Et doña Luz apparut pâle encore des émotions poignantes qu’elle avait éprouvées, mais calme, le sourire aux lèvres et le regard brillant.

Les assistants ne purent réprimer un mouvement de stupéfaction à l’apparition imprévue de la jeune femme.

— Oh ! Dieu soit béni, s’écria le chasseur, notre secours n’a donc pas été complètement inutile !

— Non, répondit-elle gracieusement, et elle ajouta avec tristesse, tandis qu’une teinte de mélancolie voilait ses traits, maintenant que j’ai perdu celui qui me servait de père, je viens vous demander votre protection, Caballero.

— Elle vous est acquise, madame, dit-il avec chaleur, quant à votre oncle, oh ! comptez sur moi, je vous le rendrai, dussé-je payer de ma vie cette entreprise ; vous savez, ajouta-t-il, que ce n’est pas d’aujourd’hui seulement que je vous suis dévoué.

La première émotion calmée, on voulut apprendre comment la jeune fille avait réussi à se soustraire aux recherches des pirates.

Doña Luz fit le récit bien simple de ce qui était arrivé.

La jeune fille s’était jetée toute vêtue sur son lit, l’inquiétude la tenait éveillée, un secret pressentiment l’avertissait de se tenir sur ses gardes.

Au cri poussé par les pirates, elle s’était levée avec épouvante et du premier coup d’œil, avait reconnu que toute fuite était impossible.

En jetant un regard effaré autour d’elle, elle avait aperçu quelques vêtements jetés en désordre dans un hamac et pendant au-dehors.

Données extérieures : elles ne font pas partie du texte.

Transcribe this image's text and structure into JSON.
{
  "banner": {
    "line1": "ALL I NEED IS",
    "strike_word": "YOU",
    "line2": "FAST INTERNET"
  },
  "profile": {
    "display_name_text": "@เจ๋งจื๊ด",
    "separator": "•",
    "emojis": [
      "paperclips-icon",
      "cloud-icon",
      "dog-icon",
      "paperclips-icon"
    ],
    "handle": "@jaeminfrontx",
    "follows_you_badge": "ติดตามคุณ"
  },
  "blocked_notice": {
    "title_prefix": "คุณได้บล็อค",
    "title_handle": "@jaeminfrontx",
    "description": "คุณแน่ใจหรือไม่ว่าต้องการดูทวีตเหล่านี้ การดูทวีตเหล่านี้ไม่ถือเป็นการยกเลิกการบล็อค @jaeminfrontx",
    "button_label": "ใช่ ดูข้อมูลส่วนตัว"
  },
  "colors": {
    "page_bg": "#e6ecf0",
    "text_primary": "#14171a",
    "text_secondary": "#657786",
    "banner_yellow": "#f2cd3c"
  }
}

Alors, une idée qui lui parut venir du ciel traversa son cerveau, comme un éclair lumineux.

Elle se glissa sous ces vêtements, et, se faisant aussi petite que possible, elle se blottit au fond du hamac, sans déranger le désordre des habits.

Dieu avait permis que le chef des bandits, en cherchant de tous les côtés, ne songeât pas à plonger la main dans ce hamac qui paraissait vide.

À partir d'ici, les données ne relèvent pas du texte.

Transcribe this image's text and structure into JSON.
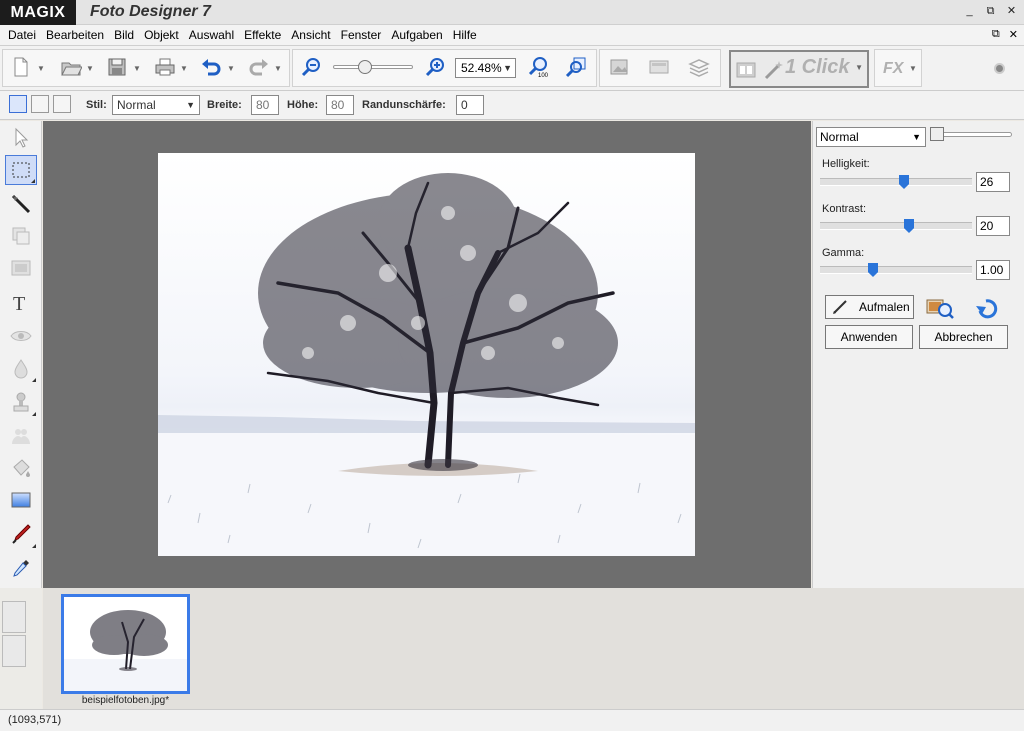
{
  "titlebar": {
    "logo": "MAGIX",
    "title": "Foto Designer 7",
    "minimize": "_",
    "restore": "⧉",
    "close": "✕"
  },
  "menu": {
    "items": [
      "Datei",
      "Bearbeiten",
      "Bild",
      "Objekt",
      "Auswahl",
      "Effekte",
      "Ansicht",
      "Fenster",
      "Aufgaben",
      "Hilfe"
    ],
    "mdi_restore": "⧉",
    "mdi_close": "✕"
  },
  "toolbar": {
    "zoom_value": "52.48%",
    "one_click_label": "1 Click"
  },
  "options": {
    "stil_label": "Stil:",
    "stil_value": "Normal",
    "breite_label": "Breite:",
    "breite_value": "80",
    "hoehe_label": "Höhe:",
    "hoehe_value": "80",
    "rand_label": "Randunschärfe:",
    "rand_value": "0"
  },
  "right_panel": {
    "blend_mode": "Normal",
    "helligkeit_label": "Helligkeit:",
    "helligkeit_value": "26",
    "kontrast_label": "Kontrast:",
    "kontrast_value": "20",
    "gamma_label": "Gamma:",
    "gamma_value": "1.00",
    "aufmalen_label": "Aufmalen",
    "anwenden_label": "Anwenden",
    "abbrechen_label": "Abbrechen"
  },
  "filmstrip": {
    "thumb_label": "beispielfotoben.jpg*"
  },
  "status": {
    "coords": "(1093,571)"
  },
  "colors": {
    "accent": "#3b7be8",
    "canvas_bg": "#6e6e6e",
    "slider_thumb": "#2a74d9"
  },
  "icons": [
    "new-file-icon",
    "open-folder-icon",
    "save-icon",
    "print-icon",
    "undo-icon",
    "redo-icon",
    "zoom-out-icon",
    "zoom-in-icon",
    "zoom-100-icon",
    "zoom-fit-icon",
    "arrow-icon",
    "marquee-icon",
    "brush-icon",
    "text-icon",
    "eye-icon",
    "drop-icon",
    "stamp-icon",
    "bucket-icon",
    "gradient-icon",
    "pen-icon",
    "eyedropper-icon"
  ]
}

Sauvée par ce hasard, elle était restée blottie ainsi une heure, dans des transes impossibles à exprimer.

L’arrivée des chasseurs et la voix du Cœur-Loyal, qu’elle avait de suite reconnue, lui avaient rendu l’espoir, elle était sortie de sa cachette et avait impatiemment attendu le moment favorable pour se présenter.

Les chasseurs furent émerveillés de ce récit si simple et en même temps si émouvant, ils félicitèrent franchement la jeune fille sur son courage et sa présence d’esprit, qui seuls l’avaient sauvée.

Lorsqu’un peu d’ordre eut été rétabli dans le camp, le Cœur-Loyal se rendit près de doña Luz.

— Madame, lui dit-il, le jour ne va pas tarder à paraître ; lorsque vous aurez pris quelques heures de repos, je vous conduirai près de ma mère, qui est une sainte femme ; quand elle vous connaîtra, je ne doute pas qu’elle vous aimera comme sa fille, puis, dès que vous serez en sûreté, je m’occuperai de vous rendre votre oncle.

Sans attendre les remerciements de la jeune fille, il s’inclina respectueusement devant elle et sortit de la tente.

Quand il eut disparu, doña Luz soupira et se laissa tomber pensive sur un siège.